Some other superlatives: Havasu City was nr. 2 on the list of favorite spring break destinations in the nineties, according to MTV, and according to Mr. Wilson, the city is also a long-time favorite location of the Californian porn industry, because of its exotic and isolated setting.

London Bridge in Lake Havasu City

So what’s so exotic here? Well, what do you think of a city that didn’t exist at all 50 years ago, which by now has almost 60.000 inhabitants, which should grow to 100.000 people, which lies in the middle of the desert, along the artificial Lake Havasu, created by the deepest dam in the world (the Parker Dam), built around the London bridge, a stone bridge that was completely taken apart in the UK and then rebuilt in the Arizona desert?

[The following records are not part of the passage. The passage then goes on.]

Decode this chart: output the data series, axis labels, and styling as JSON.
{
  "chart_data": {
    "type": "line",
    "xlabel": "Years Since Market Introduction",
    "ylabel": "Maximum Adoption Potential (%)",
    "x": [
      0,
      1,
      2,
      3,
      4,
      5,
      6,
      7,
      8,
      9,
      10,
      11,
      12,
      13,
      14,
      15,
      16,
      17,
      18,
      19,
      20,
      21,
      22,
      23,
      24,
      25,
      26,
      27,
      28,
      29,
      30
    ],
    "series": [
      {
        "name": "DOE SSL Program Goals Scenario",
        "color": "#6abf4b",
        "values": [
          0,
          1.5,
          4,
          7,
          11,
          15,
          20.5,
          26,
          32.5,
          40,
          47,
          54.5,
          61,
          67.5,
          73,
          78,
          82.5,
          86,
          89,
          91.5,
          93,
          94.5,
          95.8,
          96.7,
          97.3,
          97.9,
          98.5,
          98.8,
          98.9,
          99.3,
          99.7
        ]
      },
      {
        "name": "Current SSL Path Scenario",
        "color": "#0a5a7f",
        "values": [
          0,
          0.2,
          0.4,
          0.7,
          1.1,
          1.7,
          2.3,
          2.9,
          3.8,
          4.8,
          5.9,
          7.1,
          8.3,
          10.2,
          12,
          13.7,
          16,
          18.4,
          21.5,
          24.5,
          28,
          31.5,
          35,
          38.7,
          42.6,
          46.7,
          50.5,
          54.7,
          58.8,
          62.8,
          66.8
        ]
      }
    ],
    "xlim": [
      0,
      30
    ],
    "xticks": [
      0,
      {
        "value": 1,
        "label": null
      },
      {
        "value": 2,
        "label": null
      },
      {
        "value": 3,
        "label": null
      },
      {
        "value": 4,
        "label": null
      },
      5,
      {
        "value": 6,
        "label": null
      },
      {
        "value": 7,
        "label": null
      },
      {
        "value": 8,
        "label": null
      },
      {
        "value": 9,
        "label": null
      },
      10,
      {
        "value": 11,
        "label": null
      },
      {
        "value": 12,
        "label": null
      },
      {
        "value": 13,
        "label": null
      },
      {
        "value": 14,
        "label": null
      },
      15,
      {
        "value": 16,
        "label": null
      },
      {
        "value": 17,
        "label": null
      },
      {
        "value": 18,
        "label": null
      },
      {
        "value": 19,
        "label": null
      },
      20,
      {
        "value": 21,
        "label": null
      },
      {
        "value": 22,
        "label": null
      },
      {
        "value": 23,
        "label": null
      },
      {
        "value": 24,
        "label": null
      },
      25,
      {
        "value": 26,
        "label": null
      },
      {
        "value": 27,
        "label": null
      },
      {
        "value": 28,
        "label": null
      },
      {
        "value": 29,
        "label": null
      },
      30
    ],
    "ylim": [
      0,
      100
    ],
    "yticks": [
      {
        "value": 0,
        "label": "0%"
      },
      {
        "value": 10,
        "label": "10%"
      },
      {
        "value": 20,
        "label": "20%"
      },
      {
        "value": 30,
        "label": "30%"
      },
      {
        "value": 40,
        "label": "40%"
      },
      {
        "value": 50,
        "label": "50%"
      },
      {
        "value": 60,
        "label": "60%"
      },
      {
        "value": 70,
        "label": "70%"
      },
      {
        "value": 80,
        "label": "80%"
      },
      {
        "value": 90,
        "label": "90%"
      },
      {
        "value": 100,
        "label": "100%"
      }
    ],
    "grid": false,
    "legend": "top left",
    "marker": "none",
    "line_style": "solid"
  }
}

Only after the bridge was built, the city fathers had a canal dug under it.
All this water engineering has of course a price. `There’s nothing natural about the Colorado river anymore`, says Doyle Wilson in his office in the city hall. He’s right about that. Invasive fish, dead fish, invasive mussels, too many algae, a high salinity level, worrying pharmaceutical levels, over-using of water, and the threat of a water shortage in the near future all make Lake Havasu City a place where people seem to dance on the top of a volcano.
But hey, this is America. The palm trees are still green. The pensioners still come. The speedboats still roar over the lake. The water is still crystal-clear blue, and the unwanted invasive Quagga mussels make it even clearer. And the air conditioners: they still run. So: let’s have fun!

Spring break location Lake Havasu City is the setting of the horror movie Piranha 3D that was released in 2010.